Faut-il un Consuel après une réfection complète ?
L'attestation Consuel est obligatoire pour toute nouvelle installation ou toute rénovation avec mise hors tension complète et remplacement du point de livraison. Dans le cas d'une rénovation lourde sans modification du branchement, l'électricien établit une attestation de conformité qu'il transmet au Consuel pour visa. Le coût de ce visa se situe entre 150 et 200 euros.
Mon assurance habitation couvre-t-elle un sinistre causé par une installation vétuste ?
Les contrats multirisques habitation couvrent les dommages causés par un incendie d'origine électrique. Toutefois, si l'expertise révèle un défaut d'entretien caractérisé ou une installation dangereuse dont le propriétaire avait connaissance (via un diagnostic signalant des anomalies non corrigées), l'assureur peut invoquer une déchéance de garantie. Maintenir son installation en état de sécurité reste une obligation implicite du contrat.
Peut-on refaire soi-même l'électricité de sa maison ?
La réglementation française n'interdit pas à un particulier de réaliser ses propres travaux d'électricité. Toutefois, l'installation devra respecter la norme NF C 15-100, et le passage du Consuel sera requis. En pratique, les erreurs (mauvais calibrage, non-respect des volumes en salle de bains) sont fréquentes et peuvent avoir des conséquences graves. La complexité d'une réfection complète dans une maison ancienne rend l'intervention d'un électricien qualifié fortement recommandée.
Ce qu'il faut retenir
- L'âge de l'installation est le premier indicateur : avant 1970, la réfection complète s'impose dans la grande majorité des cas. Entre 1970 et 1991, un diagnostic approfondi permettra de trancher entre mise à jour et réfection.
- Les signaux physiques ne mentent pas : gaine textile, fusibles porcelaine, absence de terre, prises deux broches et disjoncteurs qui déclenchent sont autant de marqueurs d'une installation qui a dépassé sa durée de vie.
- Le budget d'une réfection complète se situe entre 80 et 120 euros par m2 en moyenne, mais une mise à jour du tableau et des protections peut suffire si le câblage cuivre est en bon état.
- Le diagnostic électrique est obligatoire pour toute vente ou location d'un bien dont l'installation a plus de 15 ans.
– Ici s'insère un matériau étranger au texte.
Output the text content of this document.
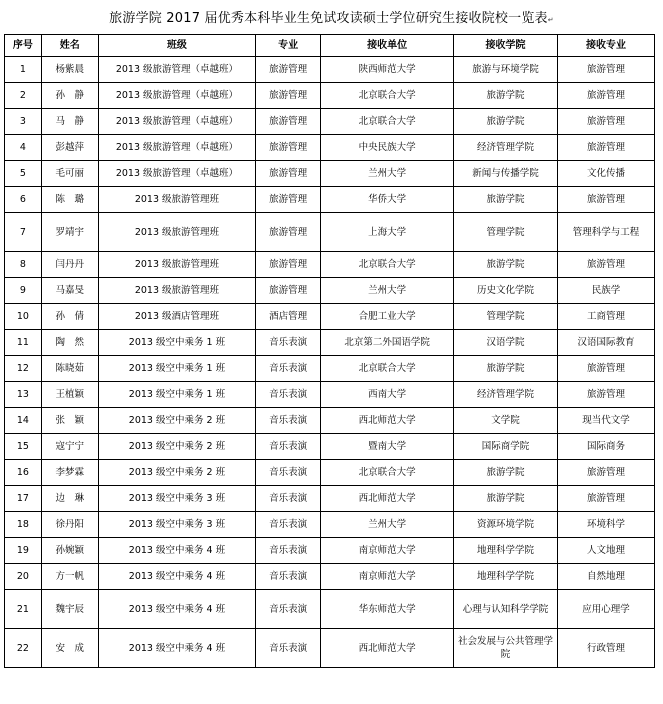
旅游学院 2017 届优秀本科毕业生免试攻读硕士学位研究生接收院校一览表↵
序号	姓名	班级	专业	接收单位	接收学院	接收专业
1	杨紫晨	2013 级旅游管理（卓越班）	旅游管理	陕西师范大学	旅游与环境学院	旅游管理
2	孙　静	2013 级旅游管理（卓越班）	旅游管理	北京联合大学	旅游学院	旅游管理
3	马　静	2013 级旅游管理（卓越班）	旅游管理	北京联合大学	旅游学院	旅游管理
4	彭越萍	2013 级旅游管理（卓越班）	旅游管理	中央民族大学	经济管理学院	旅游管理
5	毛可丽	2013 级旅游管理（卓越班）	旅游管理	兰州大学	新闻与传播学院	文化传播
6	陈　璐	2013 级旅游管理班	旅游管理	华侨大学	旅游学院	旅游管理
7	罗靖宇	2013 级旅游管理班	旅游管理	上海大学	管理学院	管理科学与工程
8	闫丹丹	2013 级旅游管理班	旅游管理	北京联合大学	旅游学院	旅游管理
9	马嘉旻	2013 级旅游管理班	旅游管理	兰州大学	历史文化学院	民族学
10	孙　倩	2013 级酒店管理班	酒店管理	合肥工业大学	管理学院	工商管理
11	陶　然	2013 级空中乘务 1 班	音乐表演	北京第二外国语学院	汉语学院	汉语国际教育
12	陈晓茹	2013 级空中乘务 1 班	音乐表演	北京联合大学	旅游学院	旅游管理
13	王植颖	2013 级空中乘务 1 班	音乐表演	西南大学	经济管理学院	旅游管理
14	张　颖	2013 级空中乘务 2 班	音乐表演	西北师范大学	文学院	现当代文学
15	寇宁宁	2013 级空中乘务 2 班	音乐表演	暨南大学	国际商学院	国际商务
16	李梦霖	2013 级空中乘务 2 班	音乐表演	北京联合大学	旅游学院	旅游管理
17	边　琳	2013 级空中乘务 3 班	音乐表演	西北师范大学	旅游学院	旅游管理
18	徐丹阳	2013 级空中乘务 3 班	音乐表演	兰州大学	资源环境学院	环境科学
19	孙婉颖	2013 级空中乘务 4 班	音乐表演	南京师范大学	地理科学学院	人文地理
20	方一帆	2013 级空中乘务 4 班	音乐表演	南京师范大学	地理科学学院	自然地理
21	魏宇辰	2013 级空中乘务 4 班	音乐表演	华东师范大学	心理与认知科学学院	应用心理学
22	安　成	2013 级空中乘务 4 班	音乐表演	西北师范大学	社会发展与公共管理学院	行政管理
Il coûte entre 90 et 150 euros et sa réalisation conditionne la validité juridique de la transaction.
- Sur le plan financier, la TVA à 10 % et l'intégration dans un bouquet de travaux éligible à l'éco-PTZ permettent de réduire l'effort de trésorerie.
- Anticiper les usages futurs lors du dimensionnement de l'installation évite des reprises coûteuses à court terme.